Poverty affects how responsive children’s parents are to their needs, how much education they receive at home, the quality of children’s physical environment, the amount and type of food they eat, how frequently they change residences and schools, and their self-image and emotional well-being. The lack of proper nutrition between birth and age three often causes physical and intellectual impairment.
Anxiety, unhappiness, and dependency are common feelings among those who grow up in a destitute household. Poverty frequently leads to a lack of self-discipline and low self-esteem and reduces children’s trust and empathy. Destitute children often have feelings of hatred, anger, depression, and insecurity and view life as hopeless, pointless, and fruitless. This gloomy, pessimistic perspective of life prompts many of them to put forth little effort to get good grades, plan for the future, or improve their lives.
Many Americans do nothing to help indigent children, however, because poverty in the United States is often invisible. Most middle- and upper-class Americans encounter the indigent only when they see someone begging on the streets of a large city. They rarely interact with the poor who typically live in the inner city, mobile home parks on the edge of communities, dilapidated apartments scattered throughout cities and towns, or rural areas.
Despite living in a town of 8,000 in western Pennsylvania for more than three decades, I had little understanding of the nature or scope of my community’s poverty until my wife and I began working with an organization that helps local residents deal with financial emergencies. Five years later, I wonder how I could have been so blind.
In “A Path Appears,” Nicholas Kristof and Sheryl WuDunn discuss the pathologies and problems that plague Breathitt County, Kentucky, in the heart of Appalachia.

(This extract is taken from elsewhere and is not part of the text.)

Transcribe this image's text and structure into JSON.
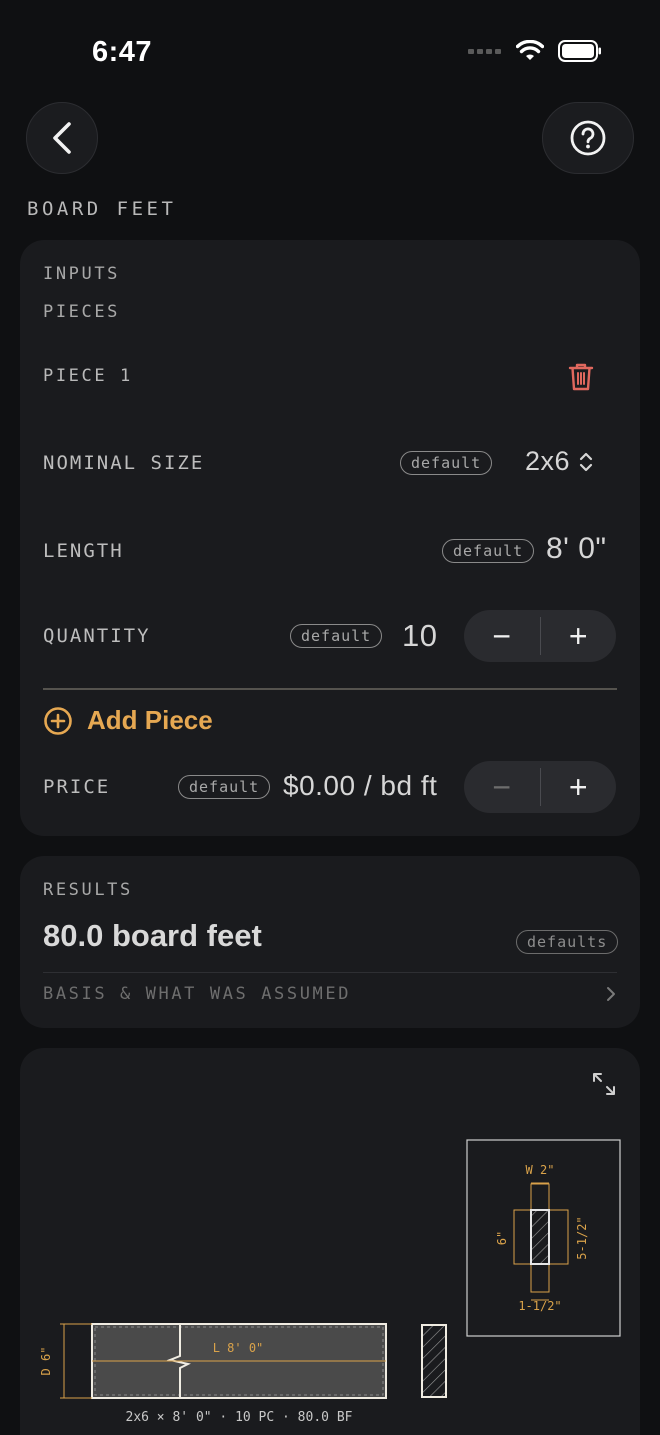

Strikingly, every problem they describe—the drug and alcohol abuse, dysfunctional families, school dropouts, difficulty finding jobs that pay livable wages, and hopelessness—is also present in our community. Even though you may have little contact with them, the poor undoubtedly live in your community or area.
Our experiences prompted my wife and I to write “Suffer the Children: What We Can Do to Improve the Lives of the World’s Impoverished Children.” It describes numerous things we can do to help destitute children in the United States and around the world. Let’s express the same indignation toward the deplorable circumstances in which millions of American children live as many have displayed toward Rich’s tasteless tweet. Then, let’s work to make their lives better.